If a tower is built upright on flat ground, the centre of gravity is directly above the centre point of the base so the tower is very stable.

Diagram comparing the position of the centre of gravity of a rectangle with its long edge on the ground and its short edge on the ground.

If a tower is built on sloping ground, the centre of gravity is no longer above the centre of the base and the tower will be more unstable.

If blocks are stacked unevenly their centre of gravity will not be above the centre of the base and they are more likely to fall.

The higher you stack blocks, the higher the centre of gravity becomes. A 4 block tower will have its centre of gravity at 2 blocks, a 10 story tower will have its centre of gravity at 5 blocks. The higher the centre of gravity, the easier it is to tip it so that it is no longer directly above the base and it will tip.

Diagram of a rectangular brick on a slope showing the centre of gravity

Why does building a wider base help us build bigger islands?

Objects with a wide base are more stable than objects with a narrow base. This is because it’s more likely that the centre of gravity will be directly above the base of the object. Blocks need to be stacked so their centre of gravity is above their base in order not to fall. If you put a cuboid shaped block on the floor horizontally, has a wide base relative to its height so it won’t tip over if you push on its side with your finger. It has a low centre of gravity. If you stand the same block vertically on one end the base is now narrower compared to its height and it has a higher centre of gravity. If you push the block near the top, it will probably fall over.

A thin tower of wooden bricks and a label showing the position of the centre of gravity about half-way up the bricks.

Toy elephant standing on a wobbly tower of bricks.

How do we balance the different blocks on our islands?

When we add the new blocks to our structures, we are changing the position of the centre of gravity of our structure. If we choose to put a heavy object at the top of a tower of blocks, the centre of gravity is higher up. This makes it easier for the tower to tip because that the centre of gravity is no longer above its base, and the tower falls down. If we place heavier objects lower down on our structures and lighter objects towards the top, the centre of gravity is lower and the structure is less likely to topple.

Where are the best places to attach different parts to our islands?

When we add new parts to our structures, we are changing the position of the centre of gravity of our structure. If we choose to put a heavy object at the top of a structure, the centre of gravity is higher up. This makes it easier for the structure to tip because that the centre of gravity is no longer above its base, and the structure falls down. If we place heavier objects lower down on our structures and lighter objects towards the top, the centre of gravity is lower and the structure is less likely to topple.

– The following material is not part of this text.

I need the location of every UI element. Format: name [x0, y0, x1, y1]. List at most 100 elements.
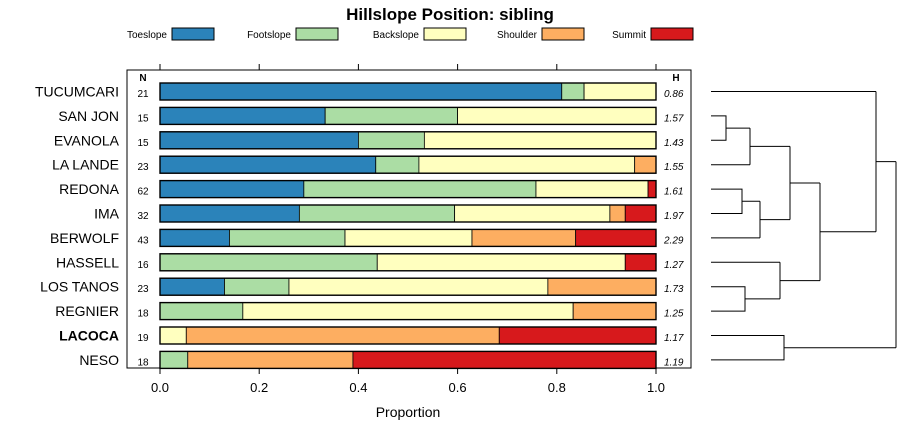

Why does fastening our structures together make them stronger?

Fasteners ensure that materials are securely joined together. They help structures withstand the loads and forces placed upon them.

Fasteners reinforce and strengthen connections between the parts of the structure. They providing additional support and ensure that the structure is more stable over time. Examples of fasteners include nails, nuts and bolts, screws, rivets and anchors.